Thanks Mario! Yes its a sick sick machine!


----------



## scooby73 (Mar 20, 2007)

Superb work on a stunning motor!:thumb:

Fantastic shot with the GT3 RS 4.0!

Terrible prep by Ferrari.


----------



## Derekh929 (Aug 28, 2011)

Stunning motor and great correction the car when you see then close up is stunning just love the 599GTO, what did you use on the tyre's looks fantastic, thanks for sharing


----------



## Deeg (Mar 30, 2009)

Stunning job and some great correction work on probably my favourite Ferrari.


----------



## AcN (Nov 3, 2010)

Stunning job as usual 

I wonder how many cars your client have though, it seems you've done pretty much all of them lol


----------



## Bowler (Jan 23, 2011)

Lovely job, great post, fantastic pictures of a very rare car


----------



## dsms (Feb 1, 2008)

AcN said:


> Stunning job as usual
> 
> I wonder how many cars your client have though, it seems you've done pretty much all of them lol


Nope theres more :thumb:


----------



## Panth (Aug 20, 2009)

That looks soo good!


----------



## -Raven- (Aug 26, 2010)

That 599 looks absolutely stunning! Awesome work as usual Dave! :thumb:

It still surprises me that these Ferraris are finished so poor.
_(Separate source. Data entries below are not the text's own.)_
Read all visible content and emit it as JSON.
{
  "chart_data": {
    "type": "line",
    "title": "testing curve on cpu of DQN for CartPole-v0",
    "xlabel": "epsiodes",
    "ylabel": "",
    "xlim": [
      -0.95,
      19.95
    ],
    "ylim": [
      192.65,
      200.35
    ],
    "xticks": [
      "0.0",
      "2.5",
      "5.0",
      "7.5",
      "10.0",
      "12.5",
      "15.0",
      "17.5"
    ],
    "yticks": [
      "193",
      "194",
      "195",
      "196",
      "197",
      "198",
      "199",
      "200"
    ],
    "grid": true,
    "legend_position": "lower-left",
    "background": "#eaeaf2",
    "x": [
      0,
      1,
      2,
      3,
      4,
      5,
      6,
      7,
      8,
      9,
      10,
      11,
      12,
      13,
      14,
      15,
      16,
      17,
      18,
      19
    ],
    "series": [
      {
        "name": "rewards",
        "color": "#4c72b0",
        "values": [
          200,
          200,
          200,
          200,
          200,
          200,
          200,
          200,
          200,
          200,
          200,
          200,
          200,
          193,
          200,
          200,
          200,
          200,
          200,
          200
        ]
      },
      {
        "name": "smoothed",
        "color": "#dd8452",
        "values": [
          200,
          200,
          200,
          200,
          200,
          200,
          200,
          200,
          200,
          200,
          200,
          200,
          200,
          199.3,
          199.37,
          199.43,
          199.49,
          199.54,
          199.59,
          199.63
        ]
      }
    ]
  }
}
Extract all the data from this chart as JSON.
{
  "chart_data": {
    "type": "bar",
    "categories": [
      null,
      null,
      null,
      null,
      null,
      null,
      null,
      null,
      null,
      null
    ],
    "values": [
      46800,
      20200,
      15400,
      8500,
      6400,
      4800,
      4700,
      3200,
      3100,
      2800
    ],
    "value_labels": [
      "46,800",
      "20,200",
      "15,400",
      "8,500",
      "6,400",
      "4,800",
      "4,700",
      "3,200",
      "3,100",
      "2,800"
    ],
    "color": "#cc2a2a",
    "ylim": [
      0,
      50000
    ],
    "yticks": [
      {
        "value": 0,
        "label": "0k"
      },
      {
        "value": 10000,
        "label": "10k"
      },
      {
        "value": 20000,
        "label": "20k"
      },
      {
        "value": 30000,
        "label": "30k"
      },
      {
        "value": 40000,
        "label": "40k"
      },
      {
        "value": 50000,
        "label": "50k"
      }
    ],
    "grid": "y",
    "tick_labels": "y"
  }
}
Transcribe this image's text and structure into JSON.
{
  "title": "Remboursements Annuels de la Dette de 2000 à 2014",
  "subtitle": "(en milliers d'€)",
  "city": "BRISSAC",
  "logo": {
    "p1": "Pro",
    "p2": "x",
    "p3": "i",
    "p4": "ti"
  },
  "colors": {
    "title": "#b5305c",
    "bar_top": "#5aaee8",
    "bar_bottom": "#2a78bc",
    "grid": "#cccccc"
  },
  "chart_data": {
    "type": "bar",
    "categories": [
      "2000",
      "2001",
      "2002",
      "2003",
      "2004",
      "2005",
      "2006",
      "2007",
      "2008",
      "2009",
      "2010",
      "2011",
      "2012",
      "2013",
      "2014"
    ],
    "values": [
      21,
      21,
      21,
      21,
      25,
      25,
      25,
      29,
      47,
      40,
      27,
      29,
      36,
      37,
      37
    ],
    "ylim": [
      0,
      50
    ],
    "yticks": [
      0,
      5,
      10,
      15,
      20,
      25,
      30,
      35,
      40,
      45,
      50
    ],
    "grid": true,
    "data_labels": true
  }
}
I've noticed just about all the pro's using DA's for compounding. They're certainly getting the results! The red looks nice and glossy with the Wolfs body wrap too!


----------



## Nanolex (Jun 8, 2008)

Well that's a great turnaround on this "used" one :thumb:


----------



## Mr Face (Jan 22, 2009)

Nice one Dave, absolutely beautiful finish, only wish we could hear the 'angry lions' roar a bit. Perhaps the next sound track for your promo vids :thumb:


----------



## WHIZZER (Oct 25, 2005)

looks lovely


----------